星守は単純にいま出撃する無駄を説いても不毛と悟り、戦後のことも含めて反対することにしたのだ。
現状で出撃すれば勝っても負けても軍令部の存在意義が疑われるだろう。そうなると結果的に司令長官も権限も弱まってしまう。
「司令長官の影響力低下は、最悪軍の空中分解へつながりかねず、当然星間連合全体へも良い影響は与えません。今からでも出撃を取りやめるべきです」
星守の必死の言葉に、天童愛が応じ
「軍令部が形骸化すれば、司令長官の軍内での指導力も弱まり、存在が宙に浮いてしまいますわね」
天童愛はさらに
「ま、勝てばお兄様は、持ち上げられるでしょうけれど」
と付け加え締めくくった。
星守の意見を肯定するような天童愛の言葉。
思わぬ味方を得た。と星守の表情に明るみが走る。
――何のかんの言っても、愛さんはお兄のことを真剣に考えている。
とすら星守は思ったが、天童愛から継いででた言葉は違った。
「けれど倒してしまえばいいのです。敵をね。戦勝した勢いで軍政改革を行なって参謀本部を骨抜きにしてしまえば問題ない。私は、そう思いますよ」
言葉を口にする天童愛の表情にあるのは、凶暴で攻撃的な笑み。
天童愛の口にした
「敵をね」
には、味方の参謀本部や一撃決戦派をも含んだように強調されていたのだ。
彼女と対面している六川と星守がぞっとする。背筋に寒いものが走るような笑みだった。
「愚かなのは一撃決戦に感情的に与する参謀本部の面々です。戦後参謀本部は解体してしまえばいいんですわ」
さらに凶暴なことを口にする天童愛に、ついに正宗が口を開いた。
「いや愛、いい。六川君の言うことは最も至極だ」
天童愛が、
「でも」
と食い下がろうとすると、正宗はそれを手で制し
「ただ六川君、もう戦うしかないのだ。全軍と世論がそれを望んでいる」
この正宗の言葉に、六川と星守は交戦回避はもう難しいと悟って黙ってうなずいた。
2人が食い下がったのは、天童正宗ならまだ一撃決戦派を、抑えきれる可能性があると思い、その芽を確かめたかったのだ。
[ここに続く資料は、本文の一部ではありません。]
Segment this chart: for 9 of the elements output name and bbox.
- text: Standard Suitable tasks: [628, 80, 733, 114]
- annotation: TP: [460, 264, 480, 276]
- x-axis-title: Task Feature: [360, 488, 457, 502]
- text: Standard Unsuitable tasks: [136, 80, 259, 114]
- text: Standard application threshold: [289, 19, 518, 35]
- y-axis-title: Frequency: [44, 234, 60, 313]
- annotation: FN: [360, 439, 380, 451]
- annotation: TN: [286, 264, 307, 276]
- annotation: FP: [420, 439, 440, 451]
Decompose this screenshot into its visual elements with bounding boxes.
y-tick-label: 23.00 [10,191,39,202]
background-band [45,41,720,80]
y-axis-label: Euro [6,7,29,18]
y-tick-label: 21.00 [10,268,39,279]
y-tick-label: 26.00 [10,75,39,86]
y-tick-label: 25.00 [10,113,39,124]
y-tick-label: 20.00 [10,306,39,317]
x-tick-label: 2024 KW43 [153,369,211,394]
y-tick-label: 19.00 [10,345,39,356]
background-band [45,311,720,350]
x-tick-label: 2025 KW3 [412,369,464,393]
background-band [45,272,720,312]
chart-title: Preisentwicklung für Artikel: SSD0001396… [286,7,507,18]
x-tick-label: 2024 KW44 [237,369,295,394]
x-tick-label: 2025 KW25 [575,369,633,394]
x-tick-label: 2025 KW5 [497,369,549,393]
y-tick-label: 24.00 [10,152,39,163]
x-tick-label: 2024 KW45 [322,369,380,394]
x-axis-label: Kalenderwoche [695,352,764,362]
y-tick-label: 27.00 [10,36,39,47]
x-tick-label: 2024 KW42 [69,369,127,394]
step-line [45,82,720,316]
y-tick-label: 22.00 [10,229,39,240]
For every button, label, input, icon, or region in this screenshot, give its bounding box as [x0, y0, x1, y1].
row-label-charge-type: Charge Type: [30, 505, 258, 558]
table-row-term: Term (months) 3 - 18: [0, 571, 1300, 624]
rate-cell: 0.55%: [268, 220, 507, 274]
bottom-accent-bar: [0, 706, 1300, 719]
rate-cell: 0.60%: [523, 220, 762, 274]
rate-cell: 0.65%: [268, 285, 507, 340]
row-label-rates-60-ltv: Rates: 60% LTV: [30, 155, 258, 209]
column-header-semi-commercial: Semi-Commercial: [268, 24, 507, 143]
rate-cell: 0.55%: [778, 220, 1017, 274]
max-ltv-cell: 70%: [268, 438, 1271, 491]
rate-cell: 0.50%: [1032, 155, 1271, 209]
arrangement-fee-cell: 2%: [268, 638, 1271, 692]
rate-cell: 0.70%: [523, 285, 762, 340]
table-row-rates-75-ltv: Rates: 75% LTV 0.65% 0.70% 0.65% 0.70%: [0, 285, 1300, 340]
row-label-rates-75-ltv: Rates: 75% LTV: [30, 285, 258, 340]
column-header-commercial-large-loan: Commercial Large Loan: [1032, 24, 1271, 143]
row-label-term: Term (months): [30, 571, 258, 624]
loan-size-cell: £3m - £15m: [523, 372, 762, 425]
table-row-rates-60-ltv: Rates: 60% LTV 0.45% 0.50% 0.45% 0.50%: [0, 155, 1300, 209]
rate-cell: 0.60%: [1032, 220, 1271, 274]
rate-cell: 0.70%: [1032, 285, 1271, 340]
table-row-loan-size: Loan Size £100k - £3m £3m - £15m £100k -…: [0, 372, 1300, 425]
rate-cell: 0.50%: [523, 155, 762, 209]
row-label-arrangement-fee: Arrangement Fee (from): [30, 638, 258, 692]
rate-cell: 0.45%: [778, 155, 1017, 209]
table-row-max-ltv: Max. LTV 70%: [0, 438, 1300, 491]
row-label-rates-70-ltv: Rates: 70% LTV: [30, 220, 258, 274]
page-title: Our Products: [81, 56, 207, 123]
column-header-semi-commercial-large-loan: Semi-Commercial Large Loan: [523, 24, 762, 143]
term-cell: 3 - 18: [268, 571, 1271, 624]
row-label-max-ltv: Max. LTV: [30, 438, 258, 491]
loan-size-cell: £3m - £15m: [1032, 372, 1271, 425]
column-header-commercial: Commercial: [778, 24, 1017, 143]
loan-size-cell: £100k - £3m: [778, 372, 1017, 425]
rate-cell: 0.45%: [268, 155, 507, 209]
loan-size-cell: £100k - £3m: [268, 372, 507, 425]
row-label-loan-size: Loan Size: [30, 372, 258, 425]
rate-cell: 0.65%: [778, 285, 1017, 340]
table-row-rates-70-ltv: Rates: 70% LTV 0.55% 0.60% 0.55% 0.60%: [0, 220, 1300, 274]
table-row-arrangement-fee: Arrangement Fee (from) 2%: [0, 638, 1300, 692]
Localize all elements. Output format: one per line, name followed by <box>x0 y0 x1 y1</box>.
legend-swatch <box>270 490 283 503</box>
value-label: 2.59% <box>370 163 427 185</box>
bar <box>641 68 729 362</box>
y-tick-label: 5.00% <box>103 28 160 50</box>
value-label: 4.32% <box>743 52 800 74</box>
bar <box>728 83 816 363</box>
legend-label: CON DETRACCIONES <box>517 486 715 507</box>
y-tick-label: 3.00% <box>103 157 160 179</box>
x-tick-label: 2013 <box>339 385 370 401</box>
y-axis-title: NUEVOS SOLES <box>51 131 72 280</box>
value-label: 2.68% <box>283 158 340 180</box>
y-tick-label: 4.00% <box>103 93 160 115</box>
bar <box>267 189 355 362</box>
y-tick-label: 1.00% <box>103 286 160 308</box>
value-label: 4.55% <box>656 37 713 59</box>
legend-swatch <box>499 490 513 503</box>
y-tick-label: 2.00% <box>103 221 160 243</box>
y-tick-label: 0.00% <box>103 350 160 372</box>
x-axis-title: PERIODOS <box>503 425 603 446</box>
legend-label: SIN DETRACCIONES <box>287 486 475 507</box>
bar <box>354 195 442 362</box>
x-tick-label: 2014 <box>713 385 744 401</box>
もう正宗を以ってしても無理なようだ。なら戦うしかない。
決まったなら軍令部は、早急に重鼎奪還へ向け星間連合軍の行動プラン作成と、重鼎攻略作戦の立案をする必要ある。
明後日までには参謀統合会議で配布できるものを仕上げなければならない。
六川と星守が、正宗に敬礼してから各々のデスクに戻り作業を開始したのだった。